Cem anos: Sem planos.
APRESENTAÇÃO DAS COMEMORAÇÕES CIENTÍFICAS, SOCIAIS E CULTURAIS NO CENTENÁRIO DE IVAN ILLICH
Embora tenha tido amplo eco, nos anos 1970, graças a um conjunto de obras incisivas que vieram questionar profundamente os pressupostos institucionais de sectores-chave da sociedade moderna, Ivan Illich (1926-2002) nunca se limitou a ser um polemista ou um observador do mundo que lhe era contemporâneo, preferindo quase sempre um viés onde a profundidade histórica e filosófica iluminasse a partir de dentro as práticas hodiernas que discutia criticamente. Poder-se-á dizer que Illich não só prolongou a grande tradição do pensamento crítico, como a renovou no contacto com os mais diversos horizontes culturais.

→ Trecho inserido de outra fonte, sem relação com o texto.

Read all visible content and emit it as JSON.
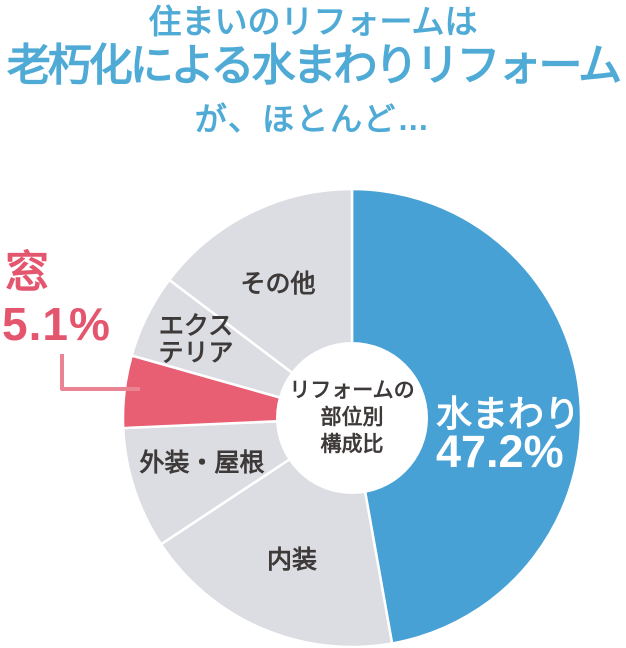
{
  "title": {
    "line1": "住まいのリフォームは",
    "line2": "老朽化による水まわりリフォーム",
    "line3": "が、ほとんど…",
    "color": "#4fabd6"
  },
  "callout": {
    "label": "窓",
    "value": "5.1%",
    "color": "#e4566e",
    "leader_color": "#ea8392"
  },
  "chart_data": {
    "type": "pie",
    "title": "リフォームの部位別構成比",
    "center_label_lines": [
      "リフォームの",
      "部位別",
      "構成比"
    ],
    "unit": "%",
    "start_angle_deg": 0,
    "direction": "clockwise",
    "donut_hole_ratio": 0.33,
    "legend_position": "labels-inside-slices",
    "segments": [
      {
        "key": "mizumawari",
        "label": "水まわり",
        "value": 47.2,
        "display_value": "47.2%",
        "color": "#47a1d5",
        "value_labeled": true
      },
      {
        "key": "naisou",
        "label": "内装",
        "value": 18.5,
        "color": "#dcdde2",
        "value_labeled": false
      },
      {
        "key": "gaisou-yane",
        "label": "外装・屋根",
        "value": 8.6,
        "color": "#dcdde2",
        "value_labeled": false
      },
      {
        "key": "mado",
        "label": "窓",
        "value": 5.1,
        "display_value": "5.1%",
        "color": "#e85e72",
        "value_labeled": true
      },
      {
        "key": "exterior",
        "label": "エクステリア",
        "label_lines": [
          "エクス",
          "テリア"
        ],
        "value": 5.9,
        "color": "#dcdde2",
        "value_labeled": false
      },
      {
        "key": "sonota",
        "label": "その他",
        "value": 14.7,
        "color": "#dcdde2",
        "value_labeled": false
      }
    ],
    "values_estimated_from_angles": [
      "内装",
      "外装・屋根",
      "エクステリア",
      "その他"
    ]
  }
}
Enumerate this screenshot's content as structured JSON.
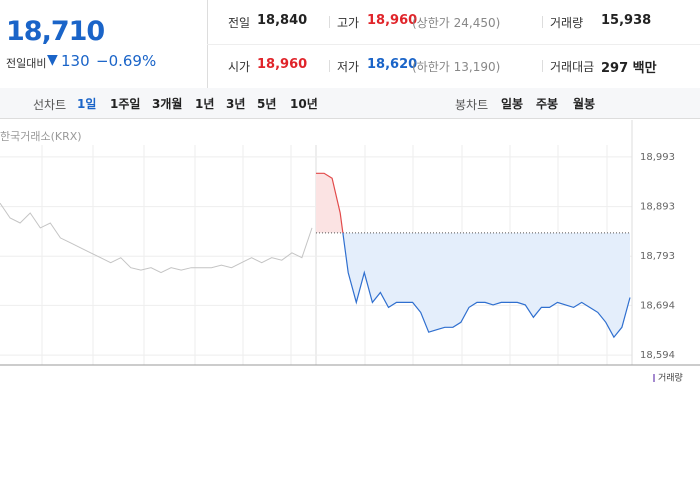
{
  "quote": {
    "price": "18,710",
    "change_label": "전일대비",
    "change": "130",
    "change_pct": "−0.69%"
  },
  "stats": [
    {
      "label": "전일",
      "value": "18,840",
      "color": "#222"
    },
    {
      "label": "고가",
      "value": "18,960",
      "extra": "(상한가 24,450)",
      "color": "#e0242a"
    },
    {
      "label": "거래량",
      "value": "15,938",
      "color": "#222"
    },
    {
      "label": "시가",
      "value": "18,960",
      "color": "#e0242a"
    },
    {
      "label": "저가",
      "value": "18,620",
      "extra": "(하한가 13,190)",
      "color": "#1a64c8"
    },
    {
      "label": "거래대금",
      "value": "297 백만",
      "color": "#222"
    }
  ],
  "tabs": {
    "line_label": "선차트",
    "line": [
      "1일",
      "1주일",
      "3개월",
      "1년",
      "3년",
      "5년",
      "10년"
    ],
    "candle_label": "봉차트",
    "candle": [
      "일봉",
      "주봉",
      "월봉"
    ]
  },
  "chart_data": {
    "type": "line",
    "source": "한국거래소(KRX)",
    "ylim": [
      18574,
      19017
    ],
    "yticks": [
      {
        "value": 18594,
        "label": "18,594"
      },
      {
        "value": 18694,
        "label": "18,694"
      },
      {
        "value": 18793,
        "label": "18,793"
      },
      {
        "value": 18893,
        "label": "18,893"
      },
      {
        "value": 18993,
        "label": "18,993"
      }
    ],
    "prev_close": 18840,
    "series": [
      {
        "color": "#c4c4c4",
        "values": [
          18900,
          18870,
          18860,
          18880,
          18850,
          18860,
          18830,
          18820,
          18810,
          18800,
          18790,
          18780,
          18790,
          18770,
          18765,
          18770,
          18760,
          18770,
          18765,
          18770,
          18770,
          18770,
          18775,
          18770,
          18780,
          18790,
          18780,
          18790,
          18785,
          18800,
          18790,
          18850
        ]
      },
      {
        "color": "#2f6fcf",
        "up_color": "#e24b4b",
        "values": [
          18960,
          18960,
          18950,
          18880,
          18760,
          18700,
          18760,
          18700,
          18720,
          18690,
          18700,
          18700,
          18700,
          18680,
          18640,
          18645,
          18650,
          18650,
          18660,
          18690,
          18700,
          18700,
          18695,
          18700,
          18700,
          18700,
          18695,
          18670,
          18690,
          18690,
          18700,
          18695,
          18690,
          18700,
          18690,
          18680,
          18660,
          18630,
          18650,
          18710
        ]
      }
    ],
    "volume_label": "거래량"
  }
}
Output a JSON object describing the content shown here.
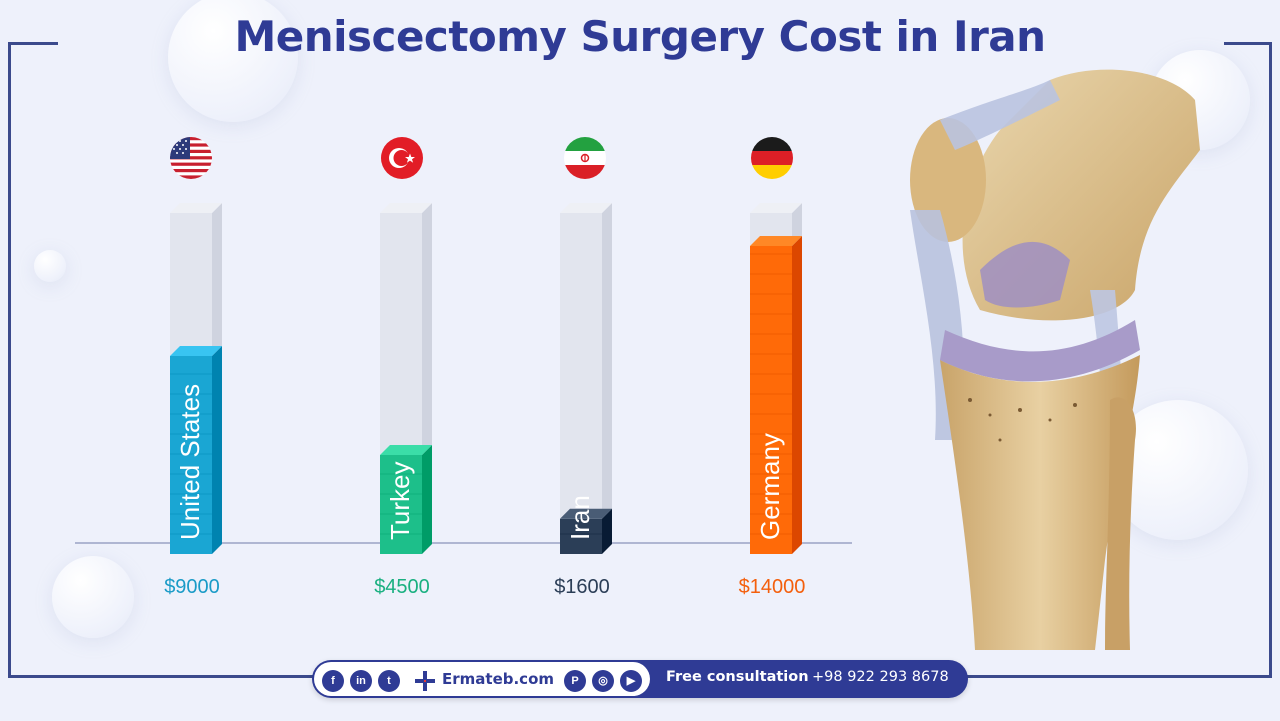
{
  "title": "Meniscectomy Surgery Cost in Iran",
  "chart_data": {
    "type": "bar",
    "orientation": "vertical",
    "title": "Meniscectomy Surgery Cost in Iran",
    "categories": [
      "United States",
      "Turkey",
      "Iran",
      "Germany"
    ],
    "values": [
      9000,
      4500,
      1600,
      14000
    ],
    "value_labels": [
      "$9000",
      "$4500",
      "$1600",
      "$14000"
    ],
    "unit": "USD",
    "ylim": [
      0,
      15500
    ],
    "colors": [
      "#1aa6d3",
      "#1dbf8a",
      "#2b3e57",
      "#ff6a08"
    ],
    "label_colors": [
      "#1a9bc7",
      "#19b080",
      "#2b3e57",
      "#f45f0c"
    ],
    "flags": [
      "us-flag-icon",
      "turkey-flag-icon",
      "iran-flag-icon",
      "germany-flag-icon"
    ],
    "grid": false,
    "legend": "none"
  },
  "footer": {
    "social_icons": [
      "facebook-icon",
      "linkedin-icon",
      "twitter-icon",
      "pinterest-icon",
      "instagram-icon",
      "youtube-icon"
    ],
    "site": "Ermateb.com",
    "consult_label": "Free consultation",
    "phone": "+98 922 293 8678"
  }
}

Senhor de uma subtil e inusitada combinação do legado filosófico e teológico da cultura europeia com o conhecimento das culturas vernáculas que entendeu mais atentas à convivialidade e a outros saberes, ele foi elaborando, ao longo dos anos, perspectivas ousadas sobre as aporias que as nossas sociedades industriais têm vindo a acumular.
Passados cem anos sobre o seu nascimento, a evocação de uma tal figura não poderá resumir-se à simples recapitulação do seu trabalho intelectual ou do seu percurso público. Isto pela simples razão de uma parte substancial da sua obra ser ainda pouco conhecida e raramente ter sido objecto de estudo sistemático nas duas décadas que decorreram desde o seu desaparecimento. Marcada pelo período (anos 1970-80) em que o seu pensamento foi quase universalmente conhecido e discutido, a reputação do autor de A Convivialidade foi suscitando vivo interesse em públicos diversificados, mas não permitiu a formação de uma visão de conjunto do seu legado.

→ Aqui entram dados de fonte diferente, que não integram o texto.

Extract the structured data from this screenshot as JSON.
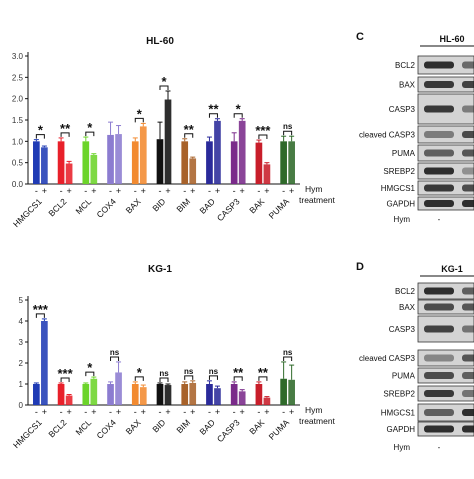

Esse é o desafio que se abre hoje àqueles que pretendem evocá-lo. Há sinais que vão nesse sentido: neste ano do centenário, diversas iniciativas em torno do seu pensamento – colóquios, investigação, novas edições – têm tido lugar em diversos países. Filósofos, teólogos, sociólogos, artistas, educadores e muitos outros têm revisitado Illich, beneficiando das perspectivas abertas pela distância temporal e pela renovação da sua recepção.
Por essa razão, e porque Illich não pertenceu a nenhuma escola ou domínio, esta iniciativa é partilhada por um espectro amplo de áreas académicas, artísticas e sociais já interessadas na sua vida e obra ou em vias de as descobrir nesta ocasião. E porque Illich foi um pensador sempre capaz de surpreender mesmo aqueles que o seguiam atentamente quando manifestava facetas que não é comum encontrar reunidos na mesma personalidade, ele pede-nos uma revisitação o mais possível abrangente das interconexões por ele suscitadas, das mais conhecidas àquelas que têm permanecido quase confidenciais. Percorrendo perspectivas semiológicas, sócio-políticas, ecológicas, urbanísticas, teológicas e filosóficas, entre outras, a obra de Ivan Illich parece ter sido destinada pelo seu autor à incompletude: não aquela própria da vicissitude biográfica, mas a incompletude que acolhe e se deixa continuar por aqueles que a descobrem. Obra aberta, pois, no seu sentido literário, filosófico e pragmático, ela readquire um novo sentido de actualidade, uma actualidade temporal e textualmente profunda, como Illich a entendia e praticava.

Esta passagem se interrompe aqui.